Water and Fire Kingdoms were descendants of Cham people. The two kings occupied themselves with magic and sorcery, bewitching the people. According to legend, King of Water could pray for rain, and King of Fire could pray for hot weather. Their sorcery were known by Cambodian. In order to pray for peace and prosperity, the Cambodian king offered sacrifices to the two tribes every three years.

==Fire Kingdom==
Fire Kingdom Jrai were reported by French missionary Fr. Bouillevaux. He made an incursion through the Mekong in 1850 and mentioned about certain "King of Fire", a man of respect belonging to a certain group of people called Jarai.

After the 1893 Franco-Siamese crisis, the French consolidated their administration in Laos, the authority of Central Highlands was given to the commissioner at Stung Treng, then in lower Laos. Jarai people resisted and defeated the French colonizers in 1894, but later were conquered by a large column of French troops in January 1897. The Master of Fire killed a French Prosper Marie Patrice Odend'hal in 1904. Soon they were attacked by a French army led by Vincillionni, the Master of Fire had to flee.

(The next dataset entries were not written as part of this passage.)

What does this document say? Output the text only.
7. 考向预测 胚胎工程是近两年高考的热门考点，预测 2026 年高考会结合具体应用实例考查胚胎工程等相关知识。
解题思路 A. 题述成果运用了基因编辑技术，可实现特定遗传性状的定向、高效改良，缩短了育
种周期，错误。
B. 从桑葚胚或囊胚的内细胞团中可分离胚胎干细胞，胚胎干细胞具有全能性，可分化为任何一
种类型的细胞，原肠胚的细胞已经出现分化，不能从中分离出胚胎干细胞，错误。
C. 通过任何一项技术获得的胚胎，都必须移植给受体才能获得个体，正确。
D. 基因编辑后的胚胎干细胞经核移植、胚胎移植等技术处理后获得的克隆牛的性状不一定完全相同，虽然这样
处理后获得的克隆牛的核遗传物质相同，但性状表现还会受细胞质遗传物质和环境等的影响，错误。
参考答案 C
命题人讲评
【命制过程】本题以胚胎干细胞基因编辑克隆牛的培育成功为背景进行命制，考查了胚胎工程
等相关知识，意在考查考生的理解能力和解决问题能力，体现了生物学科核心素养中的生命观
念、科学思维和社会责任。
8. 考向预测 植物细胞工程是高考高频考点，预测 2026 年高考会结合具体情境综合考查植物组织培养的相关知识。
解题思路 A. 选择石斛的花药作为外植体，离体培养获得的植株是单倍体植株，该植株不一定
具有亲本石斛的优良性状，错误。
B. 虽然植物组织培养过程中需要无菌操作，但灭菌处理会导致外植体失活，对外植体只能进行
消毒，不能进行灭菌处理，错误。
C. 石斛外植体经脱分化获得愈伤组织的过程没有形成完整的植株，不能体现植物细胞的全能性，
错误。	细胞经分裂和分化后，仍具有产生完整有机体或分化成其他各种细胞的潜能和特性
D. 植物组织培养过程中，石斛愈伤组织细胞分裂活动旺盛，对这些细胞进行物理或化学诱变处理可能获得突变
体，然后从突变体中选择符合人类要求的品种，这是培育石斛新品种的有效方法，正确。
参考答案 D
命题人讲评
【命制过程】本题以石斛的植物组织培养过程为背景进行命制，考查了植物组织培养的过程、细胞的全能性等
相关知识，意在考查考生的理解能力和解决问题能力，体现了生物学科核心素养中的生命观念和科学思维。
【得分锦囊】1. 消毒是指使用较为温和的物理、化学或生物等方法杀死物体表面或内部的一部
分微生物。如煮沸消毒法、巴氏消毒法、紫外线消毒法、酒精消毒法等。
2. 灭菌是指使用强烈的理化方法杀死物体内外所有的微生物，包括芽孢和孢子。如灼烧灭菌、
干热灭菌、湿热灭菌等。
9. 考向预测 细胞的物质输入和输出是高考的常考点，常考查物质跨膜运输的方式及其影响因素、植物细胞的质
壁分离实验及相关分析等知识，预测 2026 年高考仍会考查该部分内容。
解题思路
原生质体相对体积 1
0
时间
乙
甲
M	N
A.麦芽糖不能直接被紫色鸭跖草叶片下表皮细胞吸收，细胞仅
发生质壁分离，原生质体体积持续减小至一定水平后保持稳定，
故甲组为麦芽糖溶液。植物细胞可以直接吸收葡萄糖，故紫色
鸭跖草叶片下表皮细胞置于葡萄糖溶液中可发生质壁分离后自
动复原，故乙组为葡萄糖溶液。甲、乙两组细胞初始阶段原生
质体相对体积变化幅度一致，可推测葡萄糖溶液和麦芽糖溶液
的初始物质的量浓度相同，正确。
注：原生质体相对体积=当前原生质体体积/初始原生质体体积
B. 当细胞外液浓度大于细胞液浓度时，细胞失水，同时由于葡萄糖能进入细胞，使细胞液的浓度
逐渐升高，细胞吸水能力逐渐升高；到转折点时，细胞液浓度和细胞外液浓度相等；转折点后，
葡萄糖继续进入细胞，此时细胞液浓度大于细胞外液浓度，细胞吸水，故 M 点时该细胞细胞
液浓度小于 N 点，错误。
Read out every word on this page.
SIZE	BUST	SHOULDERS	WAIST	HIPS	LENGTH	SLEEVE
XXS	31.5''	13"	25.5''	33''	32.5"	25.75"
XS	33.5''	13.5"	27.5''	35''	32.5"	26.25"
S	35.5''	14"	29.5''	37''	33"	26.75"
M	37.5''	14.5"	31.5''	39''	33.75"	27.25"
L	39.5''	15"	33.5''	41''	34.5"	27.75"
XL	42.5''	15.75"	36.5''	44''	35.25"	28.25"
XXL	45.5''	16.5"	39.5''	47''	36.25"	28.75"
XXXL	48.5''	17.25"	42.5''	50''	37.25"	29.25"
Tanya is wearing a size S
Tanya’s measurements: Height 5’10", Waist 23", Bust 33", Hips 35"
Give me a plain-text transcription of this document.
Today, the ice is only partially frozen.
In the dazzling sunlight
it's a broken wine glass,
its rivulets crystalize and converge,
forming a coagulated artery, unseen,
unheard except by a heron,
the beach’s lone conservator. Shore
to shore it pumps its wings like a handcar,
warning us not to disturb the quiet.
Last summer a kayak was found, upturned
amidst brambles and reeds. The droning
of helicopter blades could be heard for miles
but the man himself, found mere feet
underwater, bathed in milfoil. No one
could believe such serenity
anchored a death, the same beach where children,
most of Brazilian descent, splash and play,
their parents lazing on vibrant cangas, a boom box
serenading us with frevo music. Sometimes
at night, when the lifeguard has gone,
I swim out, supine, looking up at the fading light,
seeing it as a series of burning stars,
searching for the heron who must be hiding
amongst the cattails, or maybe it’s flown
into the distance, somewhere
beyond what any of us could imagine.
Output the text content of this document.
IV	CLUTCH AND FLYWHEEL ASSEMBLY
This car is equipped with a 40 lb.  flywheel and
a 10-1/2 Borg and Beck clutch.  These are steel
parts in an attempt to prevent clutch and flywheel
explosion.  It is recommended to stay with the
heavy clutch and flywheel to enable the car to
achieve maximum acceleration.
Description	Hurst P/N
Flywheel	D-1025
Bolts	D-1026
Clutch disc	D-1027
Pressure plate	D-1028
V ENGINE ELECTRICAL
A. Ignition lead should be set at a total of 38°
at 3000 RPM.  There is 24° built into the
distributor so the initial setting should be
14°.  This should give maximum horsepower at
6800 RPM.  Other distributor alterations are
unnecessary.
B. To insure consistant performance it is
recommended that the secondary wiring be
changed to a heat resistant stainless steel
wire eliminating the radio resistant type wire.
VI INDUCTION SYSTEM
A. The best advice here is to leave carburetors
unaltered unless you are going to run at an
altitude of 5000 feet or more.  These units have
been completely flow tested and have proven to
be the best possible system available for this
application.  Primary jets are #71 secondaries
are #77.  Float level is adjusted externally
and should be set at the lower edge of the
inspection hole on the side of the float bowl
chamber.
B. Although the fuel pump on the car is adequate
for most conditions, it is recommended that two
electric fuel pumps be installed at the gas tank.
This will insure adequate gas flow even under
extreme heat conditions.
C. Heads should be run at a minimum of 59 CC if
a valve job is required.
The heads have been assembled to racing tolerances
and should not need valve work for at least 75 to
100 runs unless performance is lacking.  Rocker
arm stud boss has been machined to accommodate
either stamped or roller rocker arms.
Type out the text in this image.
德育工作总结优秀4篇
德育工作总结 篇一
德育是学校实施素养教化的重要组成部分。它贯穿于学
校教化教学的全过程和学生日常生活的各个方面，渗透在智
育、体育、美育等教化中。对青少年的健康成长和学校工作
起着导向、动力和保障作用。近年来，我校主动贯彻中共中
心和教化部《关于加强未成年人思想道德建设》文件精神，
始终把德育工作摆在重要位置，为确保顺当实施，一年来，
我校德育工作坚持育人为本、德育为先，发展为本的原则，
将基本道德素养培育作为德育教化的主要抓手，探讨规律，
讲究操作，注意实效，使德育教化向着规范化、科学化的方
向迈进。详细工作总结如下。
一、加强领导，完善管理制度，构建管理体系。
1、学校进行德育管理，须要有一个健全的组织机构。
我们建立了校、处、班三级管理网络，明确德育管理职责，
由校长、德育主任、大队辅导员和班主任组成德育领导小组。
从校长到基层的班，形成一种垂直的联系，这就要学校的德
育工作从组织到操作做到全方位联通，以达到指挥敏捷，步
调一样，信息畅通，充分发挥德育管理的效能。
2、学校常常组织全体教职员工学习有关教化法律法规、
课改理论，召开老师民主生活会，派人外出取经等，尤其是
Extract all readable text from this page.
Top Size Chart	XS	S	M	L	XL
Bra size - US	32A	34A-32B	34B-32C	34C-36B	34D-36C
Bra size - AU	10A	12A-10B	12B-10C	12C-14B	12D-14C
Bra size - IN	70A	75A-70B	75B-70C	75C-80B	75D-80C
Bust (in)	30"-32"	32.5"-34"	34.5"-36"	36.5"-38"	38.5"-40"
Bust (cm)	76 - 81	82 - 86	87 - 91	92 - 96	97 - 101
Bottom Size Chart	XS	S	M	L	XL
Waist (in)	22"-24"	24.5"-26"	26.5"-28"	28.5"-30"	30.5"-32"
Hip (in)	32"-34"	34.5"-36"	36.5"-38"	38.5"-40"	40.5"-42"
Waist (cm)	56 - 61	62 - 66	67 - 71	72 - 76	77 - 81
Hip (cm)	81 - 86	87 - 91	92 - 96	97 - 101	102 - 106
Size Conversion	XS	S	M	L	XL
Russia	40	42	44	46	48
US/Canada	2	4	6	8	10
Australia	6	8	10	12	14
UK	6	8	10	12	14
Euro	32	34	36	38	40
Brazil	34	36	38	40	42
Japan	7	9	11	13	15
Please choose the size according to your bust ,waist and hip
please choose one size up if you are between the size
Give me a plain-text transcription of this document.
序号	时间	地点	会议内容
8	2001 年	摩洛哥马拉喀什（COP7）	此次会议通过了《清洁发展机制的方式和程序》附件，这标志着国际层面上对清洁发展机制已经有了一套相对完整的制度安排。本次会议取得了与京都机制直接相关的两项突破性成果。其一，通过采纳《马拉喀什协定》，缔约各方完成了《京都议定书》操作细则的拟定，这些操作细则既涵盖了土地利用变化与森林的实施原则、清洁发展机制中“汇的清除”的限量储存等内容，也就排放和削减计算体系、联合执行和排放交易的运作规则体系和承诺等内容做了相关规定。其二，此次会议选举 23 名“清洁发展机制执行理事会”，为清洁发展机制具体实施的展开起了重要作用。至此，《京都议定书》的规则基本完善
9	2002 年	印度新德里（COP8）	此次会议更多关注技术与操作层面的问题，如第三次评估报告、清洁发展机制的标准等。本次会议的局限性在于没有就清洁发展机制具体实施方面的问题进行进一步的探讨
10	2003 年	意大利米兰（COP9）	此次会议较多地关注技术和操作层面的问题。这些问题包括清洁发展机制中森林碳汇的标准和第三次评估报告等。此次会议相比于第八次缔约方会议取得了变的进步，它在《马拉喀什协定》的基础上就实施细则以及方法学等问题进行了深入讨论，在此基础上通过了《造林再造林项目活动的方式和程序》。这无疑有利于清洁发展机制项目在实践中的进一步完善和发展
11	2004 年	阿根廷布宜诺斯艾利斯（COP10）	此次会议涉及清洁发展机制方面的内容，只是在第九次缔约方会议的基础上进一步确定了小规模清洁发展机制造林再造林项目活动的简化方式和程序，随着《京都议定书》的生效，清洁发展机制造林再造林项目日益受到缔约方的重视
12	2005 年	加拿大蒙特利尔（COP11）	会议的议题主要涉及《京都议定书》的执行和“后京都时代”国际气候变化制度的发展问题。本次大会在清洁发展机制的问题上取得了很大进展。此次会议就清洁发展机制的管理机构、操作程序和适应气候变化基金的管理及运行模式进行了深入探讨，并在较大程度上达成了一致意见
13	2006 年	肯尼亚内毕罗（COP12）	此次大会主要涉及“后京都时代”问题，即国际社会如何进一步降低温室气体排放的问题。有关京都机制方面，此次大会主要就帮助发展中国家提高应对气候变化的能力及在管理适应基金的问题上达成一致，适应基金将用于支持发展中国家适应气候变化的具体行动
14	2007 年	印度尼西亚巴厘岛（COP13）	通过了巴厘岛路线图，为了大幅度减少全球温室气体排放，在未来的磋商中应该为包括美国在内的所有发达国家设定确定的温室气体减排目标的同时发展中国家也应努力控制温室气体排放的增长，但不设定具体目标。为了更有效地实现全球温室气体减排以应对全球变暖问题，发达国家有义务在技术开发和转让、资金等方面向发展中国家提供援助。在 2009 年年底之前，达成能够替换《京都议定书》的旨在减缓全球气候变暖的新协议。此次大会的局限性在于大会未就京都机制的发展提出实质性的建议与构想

In the same year, these territories were officially integrated into the protectorate of Annam, became a part of Plei Ku Der Province.

The last Fire King died in 1987. His designated successor Siu Aluân never succeeded the office, apparently because of concerns by the Vietnamese authorities. Siu Aluân died in 1999 without news of a successor.